ระบบนี้เป็นเครื่องมือช่วยตัดสินใจทางคลินิก ไม่ใช้แทนดุลยพินิจของแพทย์·This system is a clinical decision support tool and does not replace clinician judgment. Research prototype — not a medical device, not for autonomous diagnosis.

How the AI Works

Eight transparent stages from symptom intake to expert validation. The prototype intentionally uses rule-based logic so that every recommendation is auditable.

  1. 1. Symptom input

    Clinicians enter standardized features — erythema severity, diffuse redness, scaling, pustules, BSA %, itching, burning, joint pain, fever, pregnancy, herbal allergy history. Fields map to the project's ML feature schema for downstream reproducibility.

  2. 2. Rule-based syndrome prediction

    A deterministic rule engine maps symptom combinations to TTM syndrome IDs (e.g. wind-heat, blood-heat, blood-deficiency-wind-dryness). Output includes a syndrome ID, risk level, referral label, confidence score, and human-readable reasoning text. No opaque ML in the prototype.

  3. 3. Knowledge base lookup

    The predicted syndrome ID keys into curated tables — explainability_traces, therapeutic_directions, clinical_safety_rules, and knowledge_consensus. The Evidence Panel renders the supporting evidence with source IDs and citation context.

  4. 4. Clinical safety rules

    clinical_safety_rules entries trigger before therapeutic display.

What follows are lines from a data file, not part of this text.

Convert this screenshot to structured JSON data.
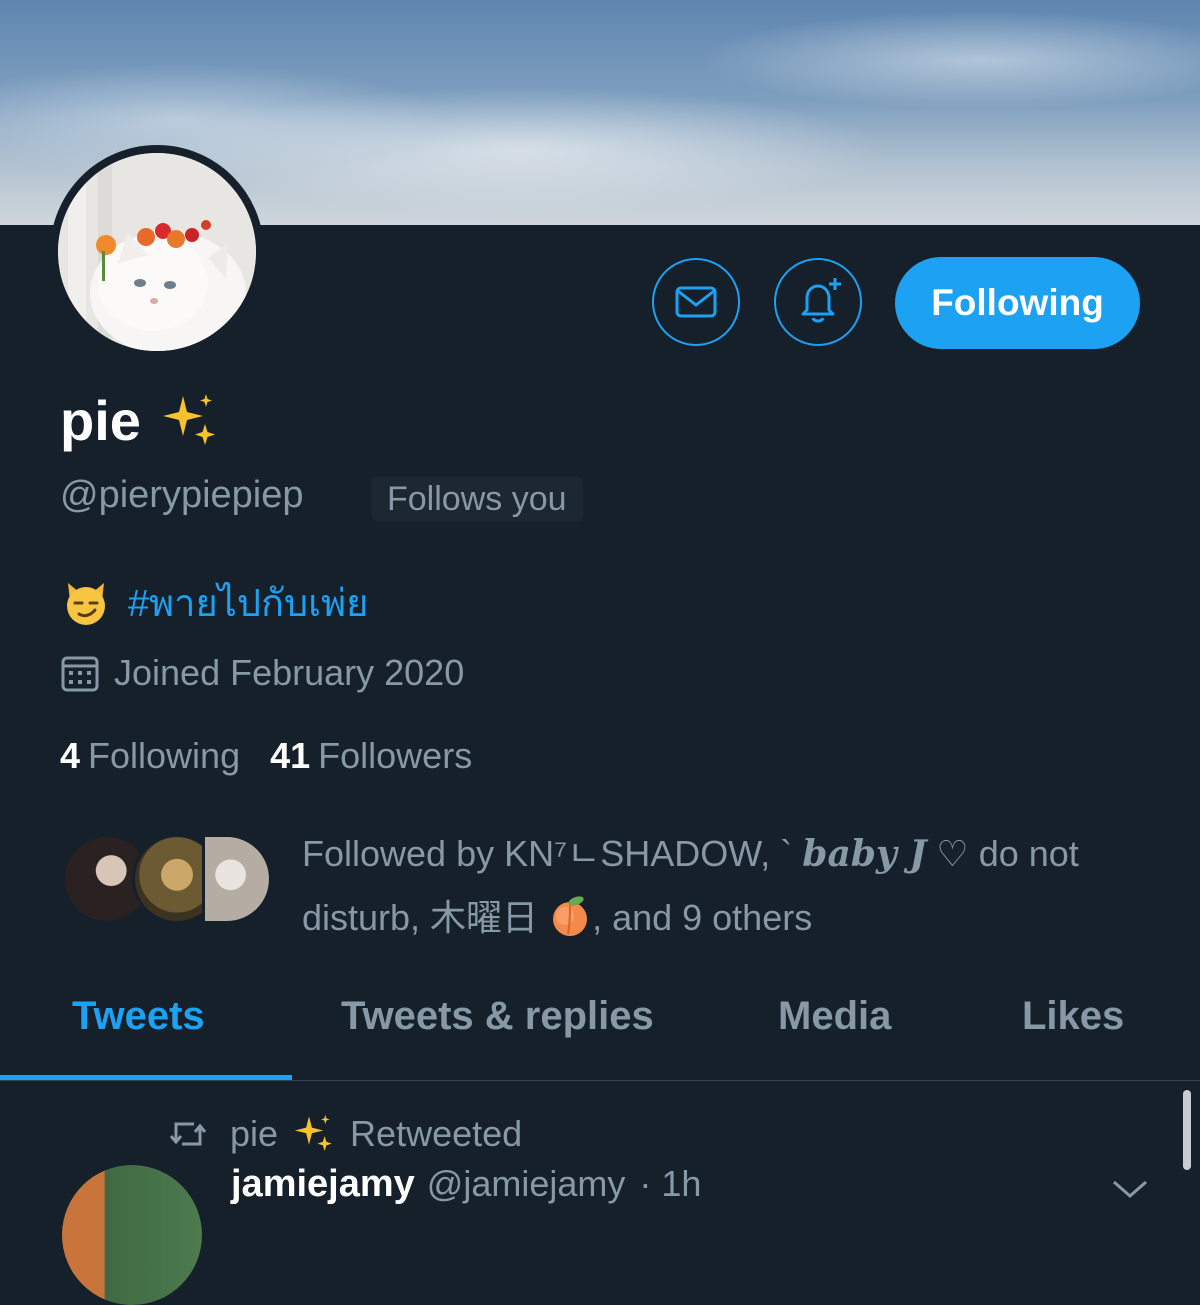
{
  "profile": {
    "display_name": "pie",
    "handle": "@pierypiepiep",
    "follows_you_badge": "Follows you",
    "bio_hashtag": "#พายไปกับเพ่ย",
    "joined": "Joined February 2020"
  },
  "actions": {
    "follow_button": "Following"
  },
  "stats": {
    "following_count": "4",
    "following_label": "Following",
    "followers_count": "41",
    "followers_label": "Followers"
  },
  "followed_by": {
    "prefix": "Followed by KN⁷ㄴSHADOW, ` ",
    "styled_name": "baby J",
    "middle": " ♡ do not disturb, 木曜日 ",
    "suffix": ", and 9 others"
  },
  "tabs": [
    "Tweets",
    "Tweets & replies",
    "Media",
    "Likes"
  ],
  "active_tab": "Tweets",
  "tweet": {
    "retweeted_by": "pie",
    "retweeted_label": "Retweeted",
    "author_name": "jamiejamy",
    "author_handle": "@jamiejamy",
    "time": "· 1h"
  },
  "colors": {
    "background": "#15202b",
    "accent": "#1da1f2",
    "secondary_text": "#8899a6"
  },
  "icons": [
    "mail-icon",
    "notification-bell-add-icon",
    "sparkles-emoji-icon",
    "smirking-cat-emoji-icon",
    "calendar-icon",
    "peach-emoji-icon",
    "retweet-icon",
    "chevron-down-icon"
  ]
}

Rules can escalate referral level (e.g. urgent_referral), block suggestions, or require expert review — for fever, pustular presentation, pregnancy, or extensive BSA.

  5. 5. Explainability traces

    Each prediction shows the trace path: input trigger → symptom → element → pathogenesis → syndrome → therapeutic direction → safety rule → final action — with Thai-language explanation and an evidence_source_id citation.

  6. 6. Consensus evidence

    knowledge_consensus indicates whether multiple sources agree on the interpretation. Levels render as high (green), medium (yellow), or low (red), and flag when expert review is recommended.

  7. 7. Clinician override

    The clinician can agree, modify, or override. Disagreement is captured with a rationale, the clinician's syndrome opinion, and an optional urgent-referral safety flag — stored to clinician_observations for audit. The clinician's decision is final.

  8. 8. Validation workflow

    Expert reviewers rate each case on five 1–5 dimensions: clinical usefulness, explanation clarity, safety appropriateness, evidence trustworthiness, and workflow usability — stored to expert_validations and summarized on the Research page.

Why rule-based? For a thesis prototype, every output must be explainable to clinicians and reviewers. Rule-based logic, paired with curated knowledge tables, provides traceable reasoning without the opacity of black-box models — while leaving the door open for future ML integration via the documented ml_feature_schema.